Bruce Schneier, l’incontournable gourou du petit monde de la sécurité informatique, n’y va pas par quatre chemins. Selon lui, qui intervenait dans le cadre d’une table ronde sur le concept de cyberguerre, ce terme semble avant tout employé à des fins de marketing : «c’est un terme pour gros titres, un terme vendeur.» Surtout, son utilisation relève d’une volonté : «survendre la menace, c’est une bonne manière de faire peur.» Et d’obtenir les budgets que l’on veut... Dès lors, la notion de cyberguerre n’est-elle que vent, propagande ? Pas complètement. Et s’il semble penser ainsi - malgré une approche résolument critique d’une certaine rhétorique martiale -, il n’est pas seul : une large partie de l’audience de cette table ronde considère par exemple Stuxnet comment un véritable acte de guerre. Mais ces considérations sémantiques sont-elles si importantes ? Peut-être pas. De fait, pour le ministère américain de la défense, la cyberguerre semble au-delà du fantasme : l’espace numérique est un domaine de la défense, le cinquième après la terre, la mer, l’air et l’espace.
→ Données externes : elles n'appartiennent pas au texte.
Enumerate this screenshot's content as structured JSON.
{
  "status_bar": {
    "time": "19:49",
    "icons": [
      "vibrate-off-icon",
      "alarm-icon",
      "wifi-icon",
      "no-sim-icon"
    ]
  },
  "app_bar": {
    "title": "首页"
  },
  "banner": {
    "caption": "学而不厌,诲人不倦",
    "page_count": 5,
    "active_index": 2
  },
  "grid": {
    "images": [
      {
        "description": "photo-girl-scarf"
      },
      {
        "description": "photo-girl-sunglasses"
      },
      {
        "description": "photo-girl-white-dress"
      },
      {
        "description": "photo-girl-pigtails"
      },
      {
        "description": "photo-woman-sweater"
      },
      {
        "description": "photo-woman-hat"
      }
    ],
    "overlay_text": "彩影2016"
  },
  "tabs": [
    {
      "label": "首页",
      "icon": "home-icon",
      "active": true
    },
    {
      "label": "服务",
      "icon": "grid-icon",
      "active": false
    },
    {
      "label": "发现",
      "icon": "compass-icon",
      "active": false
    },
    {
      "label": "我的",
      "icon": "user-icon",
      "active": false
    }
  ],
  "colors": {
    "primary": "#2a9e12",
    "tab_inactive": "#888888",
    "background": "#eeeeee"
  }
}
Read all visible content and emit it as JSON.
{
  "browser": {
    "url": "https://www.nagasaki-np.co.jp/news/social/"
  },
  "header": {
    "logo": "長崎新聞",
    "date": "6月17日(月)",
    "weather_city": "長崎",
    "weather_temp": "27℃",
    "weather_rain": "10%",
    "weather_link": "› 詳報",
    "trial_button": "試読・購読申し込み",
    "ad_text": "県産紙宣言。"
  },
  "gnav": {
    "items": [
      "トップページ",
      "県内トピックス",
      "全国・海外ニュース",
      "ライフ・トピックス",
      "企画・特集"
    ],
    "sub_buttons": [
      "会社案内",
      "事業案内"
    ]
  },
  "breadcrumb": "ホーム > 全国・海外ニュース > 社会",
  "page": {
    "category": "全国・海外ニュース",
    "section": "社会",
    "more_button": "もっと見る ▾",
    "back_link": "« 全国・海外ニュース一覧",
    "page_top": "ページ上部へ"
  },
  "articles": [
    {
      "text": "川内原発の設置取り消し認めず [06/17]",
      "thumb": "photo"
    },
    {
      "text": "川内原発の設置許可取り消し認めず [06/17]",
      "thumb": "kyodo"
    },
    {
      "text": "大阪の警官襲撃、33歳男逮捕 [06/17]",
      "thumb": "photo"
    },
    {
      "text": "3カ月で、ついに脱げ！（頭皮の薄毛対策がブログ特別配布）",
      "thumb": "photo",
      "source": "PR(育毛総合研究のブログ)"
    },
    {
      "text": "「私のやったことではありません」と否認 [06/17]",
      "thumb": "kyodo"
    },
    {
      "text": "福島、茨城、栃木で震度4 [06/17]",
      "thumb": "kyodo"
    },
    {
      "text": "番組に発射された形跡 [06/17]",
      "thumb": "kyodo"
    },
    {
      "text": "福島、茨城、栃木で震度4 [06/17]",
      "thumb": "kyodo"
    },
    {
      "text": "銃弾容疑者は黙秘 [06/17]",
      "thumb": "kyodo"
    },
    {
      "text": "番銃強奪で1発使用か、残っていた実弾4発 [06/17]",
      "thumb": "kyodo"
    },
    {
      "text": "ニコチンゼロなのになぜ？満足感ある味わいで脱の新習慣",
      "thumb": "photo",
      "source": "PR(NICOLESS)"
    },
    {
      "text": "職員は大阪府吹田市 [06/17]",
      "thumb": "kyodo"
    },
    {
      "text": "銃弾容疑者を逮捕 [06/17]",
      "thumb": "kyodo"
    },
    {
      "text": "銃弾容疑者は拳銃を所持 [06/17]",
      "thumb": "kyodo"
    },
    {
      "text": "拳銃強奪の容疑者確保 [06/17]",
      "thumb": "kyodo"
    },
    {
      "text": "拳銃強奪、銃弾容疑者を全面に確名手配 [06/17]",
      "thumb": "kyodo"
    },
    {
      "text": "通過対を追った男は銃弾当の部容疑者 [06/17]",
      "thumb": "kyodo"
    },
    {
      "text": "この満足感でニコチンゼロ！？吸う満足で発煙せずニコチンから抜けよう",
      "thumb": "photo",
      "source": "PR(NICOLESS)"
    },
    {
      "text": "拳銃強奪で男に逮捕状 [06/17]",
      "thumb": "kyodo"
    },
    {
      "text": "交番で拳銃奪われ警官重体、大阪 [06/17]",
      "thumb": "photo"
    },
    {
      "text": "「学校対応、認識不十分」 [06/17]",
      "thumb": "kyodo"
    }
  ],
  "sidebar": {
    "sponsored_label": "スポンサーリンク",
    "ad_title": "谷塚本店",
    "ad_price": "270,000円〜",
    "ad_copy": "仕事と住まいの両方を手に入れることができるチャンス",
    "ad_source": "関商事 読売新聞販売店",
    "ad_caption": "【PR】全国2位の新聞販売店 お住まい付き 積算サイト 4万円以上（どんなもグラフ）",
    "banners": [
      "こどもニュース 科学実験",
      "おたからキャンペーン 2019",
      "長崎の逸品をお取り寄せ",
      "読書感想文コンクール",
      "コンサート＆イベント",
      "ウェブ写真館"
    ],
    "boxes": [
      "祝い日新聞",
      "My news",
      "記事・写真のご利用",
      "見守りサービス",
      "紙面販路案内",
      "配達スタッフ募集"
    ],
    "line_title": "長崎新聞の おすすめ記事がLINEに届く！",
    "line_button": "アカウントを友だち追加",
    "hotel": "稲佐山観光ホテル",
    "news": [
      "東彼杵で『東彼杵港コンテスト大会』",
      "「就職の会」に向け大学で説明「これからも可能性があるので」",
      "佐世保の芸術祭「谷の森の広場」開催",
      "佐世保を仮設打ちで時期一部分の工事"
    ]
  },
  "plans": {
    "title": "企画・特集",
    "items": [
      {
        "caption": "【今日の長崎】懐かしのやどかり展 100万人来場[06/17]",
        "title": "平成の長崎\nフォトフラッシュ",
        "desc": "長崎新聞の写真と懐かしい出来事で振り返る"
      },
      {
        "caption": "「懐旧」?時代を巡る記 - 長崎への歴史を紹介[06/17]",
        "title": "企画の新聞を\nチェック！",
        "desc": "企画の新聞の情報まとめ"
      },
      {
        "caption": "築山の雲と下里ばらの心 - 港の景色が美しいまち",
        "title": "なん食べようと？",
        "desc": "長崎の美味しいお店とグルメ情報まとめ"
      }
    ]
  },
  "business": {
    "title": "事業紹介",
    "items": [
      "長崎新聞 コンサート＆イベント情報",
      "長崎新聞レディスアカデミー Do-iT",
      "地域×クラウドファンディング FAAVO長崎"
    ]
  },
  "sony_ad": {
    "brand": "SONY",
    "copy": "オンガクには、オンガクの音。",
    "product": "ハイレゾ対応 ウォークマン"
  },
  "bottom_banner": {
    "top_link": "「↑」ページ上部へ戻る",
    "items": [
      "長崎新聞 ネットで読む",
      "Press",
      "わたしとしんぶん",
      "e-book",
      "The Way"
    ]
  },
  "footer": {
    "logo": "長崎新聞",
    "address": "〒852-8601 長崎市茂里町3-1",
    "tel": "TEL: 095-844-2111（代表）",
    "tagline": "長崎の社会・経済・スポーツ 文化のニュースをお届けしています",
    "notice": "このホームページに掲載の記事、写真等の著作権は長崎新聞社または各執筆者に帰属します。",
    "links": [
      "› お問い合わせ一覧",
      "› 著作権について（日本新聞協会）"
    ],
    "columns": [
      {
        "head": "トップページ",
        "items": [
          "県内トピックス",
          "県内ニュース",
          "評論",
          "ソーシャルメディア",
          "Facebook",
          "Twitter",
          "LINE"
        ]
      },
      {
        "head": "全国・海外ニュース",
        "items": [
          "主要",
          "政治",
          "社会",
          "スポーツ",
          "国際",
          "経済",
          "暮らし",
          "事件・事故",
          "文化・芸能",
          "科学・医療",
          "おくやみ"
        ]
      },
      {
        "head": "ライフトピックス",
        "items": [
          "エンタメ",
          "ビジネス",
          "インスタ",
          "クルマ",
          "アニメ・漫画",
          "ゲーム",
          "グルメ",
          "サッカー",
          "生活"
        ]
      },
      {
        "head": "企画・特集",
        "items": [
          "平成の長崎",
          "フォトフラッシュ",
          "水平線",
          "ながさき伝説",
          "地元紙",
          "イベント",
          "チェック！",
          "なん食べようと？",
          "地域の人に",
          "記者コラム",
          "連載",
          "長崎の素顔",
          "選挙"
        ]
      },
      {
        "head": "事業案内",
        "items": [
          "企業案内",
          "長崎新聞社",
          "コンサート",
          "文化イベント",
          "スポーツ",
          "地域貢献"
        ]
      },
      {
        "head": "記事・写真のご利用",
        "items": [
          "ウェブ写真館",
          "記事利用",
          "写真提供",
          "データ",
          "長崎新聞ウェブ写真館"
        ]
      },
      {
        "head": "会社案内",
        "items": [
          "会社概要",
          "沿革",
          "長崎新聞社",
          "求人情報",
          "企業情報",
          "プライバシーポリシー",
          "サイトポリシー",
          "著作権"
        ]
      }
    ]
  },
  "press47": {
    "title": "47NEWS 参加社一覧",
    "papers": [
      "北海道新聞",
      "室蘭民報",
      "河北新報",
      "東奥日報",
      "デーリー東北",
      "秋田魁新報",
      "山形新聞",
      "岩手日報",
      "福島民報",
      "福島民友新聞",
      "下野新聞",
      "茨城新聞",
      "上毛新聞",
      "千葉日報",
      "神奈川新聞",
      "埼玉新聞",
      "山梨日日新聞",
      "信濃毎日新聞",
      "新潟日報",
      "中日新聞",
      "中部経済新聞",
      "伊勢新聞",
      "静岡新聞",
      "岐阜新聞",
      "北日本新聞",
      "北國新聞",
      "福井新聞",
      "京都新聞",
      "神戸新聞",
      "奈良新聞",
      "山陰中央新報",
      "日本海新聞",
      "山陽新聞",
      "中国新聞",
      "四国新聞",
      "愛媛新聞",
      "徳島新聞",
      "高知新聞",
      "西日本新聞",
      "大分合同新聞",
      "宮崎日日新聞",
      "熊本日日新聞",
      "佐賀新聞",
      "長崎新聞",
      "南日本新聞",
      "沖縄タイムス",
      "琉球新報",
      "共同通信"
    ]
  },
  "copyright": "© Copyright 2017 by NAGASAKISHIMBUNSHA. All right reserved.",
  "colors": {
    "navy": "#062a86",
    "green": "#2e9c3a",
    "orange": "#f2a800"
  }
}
Le numérique, un nouveau domaine militaire
Et il y a au moins une bonne raison à cela. Comme l’indique William Lynn III, vice-secrétaire à la Défense, «les technologies de l’information sont au coeur de nos plus importantes capacités militaires» : communications, localisation, etc. Des technologies néanmoins faillibles : «nous l’avons durement appris en 2008 lorsque nos systèmes informatiques les plus confidentiels ont été compromis; une chose que nous pensions jusque là impossible.» Pour lui, la principale menace est l’exploitation des réseaux, que l’on parle de systèmes relevant des administrations ou des entreprises. Une menace «qui n’a pas l’impact immédiat d’une attaque conventionnelle mais qui, sur le terme, a un impact corrosif profond» avec, notamment, la compétitivité. Mais William Lynn n’oublie pas, non plus, la menace des dénis de service, sur les systèmes des administrations publiques comme sur ceux des entreprises. Et de faire référence notamment au groupe des Anonymous visant récemment eBay et Paypal. Avec une crainte : des attaques au périmètre plus large et à la durée plus longue.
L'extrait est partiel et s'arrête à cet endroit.